CDC (Real-Time) vs. dbt (Batch): No Conflict
A common question: "If CDC streams data continuously and dbt runs in batches, won't they interfere with each other?" The short answer: no.
Timeline
CDC
continuous stream — always running
dbt
periodic runs — every hour / 15 min
CDC and dbt operate on completely different timescales and never compete for the same resources.
Key Points
- CDC streams continuously — every INSERT, UPDATE, and DELETE arrives in ClickHouse within seconds
- dbt runs on-demand — triggered manually, by cron, or by an orchestrator (Airflow, Dagster, etc.) — not real-time
- No race condition — dbt reads whatever data exists at the moment it runs.
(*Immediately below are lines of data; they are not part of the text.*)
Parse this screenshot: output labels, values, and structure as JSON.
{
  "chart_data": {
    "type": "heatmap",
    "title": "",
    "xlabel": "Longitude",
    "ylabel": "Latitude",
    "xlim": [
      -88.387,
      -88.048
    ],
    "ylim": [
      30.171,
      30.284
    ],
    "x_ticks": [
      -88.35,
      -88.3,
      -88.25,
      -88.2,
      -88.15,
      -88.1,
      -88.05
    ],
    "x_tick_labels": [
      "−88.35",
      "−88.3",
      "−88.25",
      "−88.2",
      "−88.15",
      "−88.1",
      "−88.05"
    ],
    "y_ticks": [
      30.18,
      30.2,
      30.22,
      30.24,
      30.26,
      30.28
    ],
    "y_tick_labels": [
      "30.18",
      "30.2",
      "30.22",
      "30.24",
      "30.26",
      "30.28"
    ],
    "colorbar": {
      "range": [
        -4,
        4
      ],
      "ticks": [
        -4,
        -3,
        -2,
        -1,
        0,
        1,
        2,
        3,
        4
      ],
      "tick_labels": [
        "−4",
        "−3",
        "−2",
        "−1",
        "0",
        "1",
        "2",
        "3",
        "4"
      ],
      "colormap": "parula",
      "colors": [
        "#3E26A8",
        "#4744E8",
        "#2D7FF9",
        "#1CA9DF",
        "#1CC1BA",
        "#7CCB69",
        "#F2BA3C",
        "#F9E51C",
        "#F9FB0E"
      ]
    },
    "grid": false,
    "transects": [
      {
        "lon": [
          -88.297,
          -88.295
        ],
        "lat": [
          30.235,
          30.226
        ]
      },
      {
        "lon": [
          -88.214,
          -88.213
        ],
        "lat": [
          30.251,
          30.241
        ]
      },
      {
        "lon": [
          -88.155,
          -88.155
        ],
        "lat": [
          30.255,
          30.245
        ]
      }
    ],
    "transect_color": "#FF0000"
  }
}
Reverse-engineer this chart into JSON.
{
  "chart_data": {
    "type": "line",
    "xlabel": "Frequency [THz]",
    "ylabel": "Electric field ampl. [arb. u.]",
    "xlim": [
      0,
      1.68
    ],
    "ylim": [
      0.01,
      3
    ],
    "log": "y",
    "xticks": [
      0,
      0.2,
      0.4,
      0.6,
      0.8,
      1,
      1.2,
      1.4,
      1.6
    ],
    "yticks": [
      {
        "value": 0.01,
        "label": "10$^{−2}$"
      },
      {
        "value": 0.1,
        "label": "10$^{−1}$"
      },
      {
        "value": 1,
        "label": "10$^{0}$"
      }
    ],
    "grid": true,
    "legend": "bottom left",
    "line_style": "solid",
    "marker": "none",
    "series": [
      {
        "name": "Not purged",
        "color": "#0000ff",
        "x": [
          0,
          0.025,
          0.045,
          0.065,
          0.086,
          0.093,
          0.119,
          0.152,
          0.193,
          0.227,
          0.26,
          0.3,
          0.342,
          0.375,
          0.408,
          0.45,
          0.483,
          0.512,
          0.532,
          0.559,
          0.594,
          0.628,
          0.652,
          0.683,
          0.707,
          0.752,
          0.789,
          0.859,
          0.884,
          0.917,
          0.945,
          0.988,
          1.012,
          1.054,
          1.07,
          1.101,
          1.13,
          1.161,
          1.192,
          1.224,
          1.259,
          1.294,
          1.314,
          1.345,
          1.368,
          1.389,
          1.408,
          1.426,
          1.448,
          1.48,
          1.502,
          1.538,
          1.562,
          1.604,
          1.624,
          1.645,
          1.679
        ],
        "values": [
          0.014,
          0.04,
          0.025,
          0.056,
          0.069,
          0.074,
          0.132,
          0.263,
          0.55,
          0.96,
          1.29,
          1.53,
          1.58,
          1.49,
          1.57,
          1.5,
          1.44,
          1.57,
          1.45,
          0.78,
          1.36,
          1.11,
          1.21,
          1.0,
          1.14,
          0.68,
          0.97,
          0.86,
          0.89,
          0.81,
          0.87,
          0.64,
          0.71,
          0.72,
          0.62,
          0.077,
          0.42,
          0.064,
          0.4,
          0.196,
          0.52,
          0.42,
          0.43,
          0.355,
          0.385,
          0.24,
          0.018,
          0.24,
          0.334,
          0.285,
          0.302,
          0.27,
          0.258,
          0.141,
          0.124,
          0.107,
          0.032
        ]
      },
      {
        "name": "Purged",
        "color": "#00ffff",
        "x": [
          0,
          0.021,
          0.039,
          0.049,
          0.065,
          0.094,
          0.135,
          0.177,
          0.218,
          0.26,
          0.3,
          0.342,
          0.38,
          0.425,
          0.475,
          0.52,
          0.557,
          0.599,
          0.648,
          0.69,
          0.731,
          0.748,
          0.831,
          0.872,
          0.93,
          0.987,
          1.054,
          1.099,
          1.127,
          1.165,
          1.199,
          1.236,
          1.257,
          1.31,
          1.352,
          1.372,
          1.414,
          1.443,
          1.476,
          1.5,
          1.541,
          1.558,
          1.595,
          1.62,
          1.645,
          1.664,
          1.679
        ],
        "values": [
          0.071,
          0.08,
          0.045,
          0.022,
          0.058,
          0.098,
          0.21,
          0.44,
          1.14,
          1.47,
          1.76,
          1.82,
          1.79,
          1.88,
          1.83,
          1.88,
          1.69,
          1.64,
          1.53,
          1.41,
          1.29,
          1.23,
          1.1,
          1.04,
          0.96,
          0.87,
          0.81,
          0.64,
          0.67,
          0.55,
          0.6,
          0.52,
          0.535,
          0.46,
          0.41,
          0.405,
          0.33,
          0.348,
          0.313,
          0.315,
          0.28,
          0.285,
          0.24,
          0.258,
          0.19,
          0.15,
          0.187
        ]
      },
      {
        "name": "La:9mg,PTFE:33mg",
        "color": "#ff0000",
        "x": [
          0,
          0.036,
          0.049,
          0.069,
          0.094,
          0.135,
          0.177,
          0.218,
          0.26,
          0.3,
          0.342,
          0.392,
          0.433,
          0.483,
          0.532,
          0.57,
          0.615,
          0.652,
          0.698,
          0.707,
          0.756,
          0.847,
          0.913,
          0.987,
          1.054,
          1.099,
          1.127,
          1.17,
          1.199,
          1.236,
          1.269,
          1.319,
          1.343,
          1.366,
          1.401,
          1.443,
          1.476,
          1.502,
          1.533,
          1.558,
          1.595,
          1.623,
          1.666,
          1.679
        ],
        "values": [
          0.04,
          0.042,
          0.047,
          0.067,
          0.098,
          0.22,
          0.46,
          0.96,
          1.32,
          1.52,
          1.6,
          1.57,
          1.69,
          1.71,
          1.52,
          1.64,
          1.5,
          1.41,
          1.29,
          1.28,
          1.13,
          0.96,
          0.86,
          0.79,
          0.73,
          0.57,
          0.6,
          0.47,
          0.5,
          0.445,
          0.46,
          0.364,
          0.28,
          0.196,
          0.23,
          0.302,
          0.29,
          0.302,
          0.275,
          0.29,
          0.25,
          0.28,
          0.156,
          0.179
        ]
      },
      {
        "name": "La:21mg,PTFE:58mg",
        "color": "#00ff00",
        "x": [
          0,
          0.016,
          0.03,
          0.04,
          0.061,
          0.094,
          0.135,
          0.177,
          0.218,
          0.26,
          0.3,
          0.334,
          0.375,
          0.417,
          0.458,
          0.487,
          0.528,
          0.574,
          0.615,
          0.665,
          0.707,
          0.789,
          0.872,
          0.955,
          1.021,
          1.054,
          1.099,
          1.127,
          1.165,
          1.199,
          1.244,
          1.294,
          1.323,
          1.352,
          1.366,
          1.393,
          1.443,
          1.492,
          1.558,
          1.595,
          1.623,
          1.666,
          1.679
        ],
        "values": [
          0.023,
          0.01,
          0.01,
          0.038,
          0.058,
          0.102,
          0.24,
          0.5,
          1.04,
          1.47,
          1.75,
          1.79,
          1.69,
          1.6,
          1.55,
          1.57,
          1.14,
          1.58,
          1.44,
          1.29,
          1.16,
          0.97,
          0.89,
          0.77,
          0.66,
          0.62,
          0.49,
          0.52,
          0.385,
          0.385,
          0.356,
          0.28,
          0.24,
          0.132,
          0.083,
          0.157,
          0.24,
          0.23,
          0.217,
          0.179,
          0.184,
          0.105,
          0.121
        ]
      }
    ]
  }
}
New rows arriving during a dbt run do not cause conflicts because dbt operates on a point-in-time snapshot of the data
- Typical scheduling — hourly, every 15 minutes, or after known data loads complete
"This is a feature, not a bug — batch transforms are predictable, testable, and reproducible."
Side-by-Side Comparison
| Aspect |
CDC (Altinity) |
dbt Core |
| Mode |
Continuous stream |
Batch (on-demand) |
| Latency |
Seconds |
Minutes to hours |
| Trigger |
Automatic |
Manual / Cron / Orchestrator |
| Conflict risk |
N/A |
None — reads current snapshot |
What Happens During a dbt Run?
- dbt connects to ClickHouse and reads the current state of the raw tables
- It executes each model's SQL in dependency order (staging → dims → facts → views)
- While dbt is running, CDC continues streaming — new rows may land in raw tables
- Those new rows will be picked up on the next dbt run — no data is lost
⚠ Note: If you need sub-second freshness in your analytics tables, consider incremental models with short scheduling intervals. For most use cases, hourly or 15-minute runs provide an excellent balance of freshness and simplicity.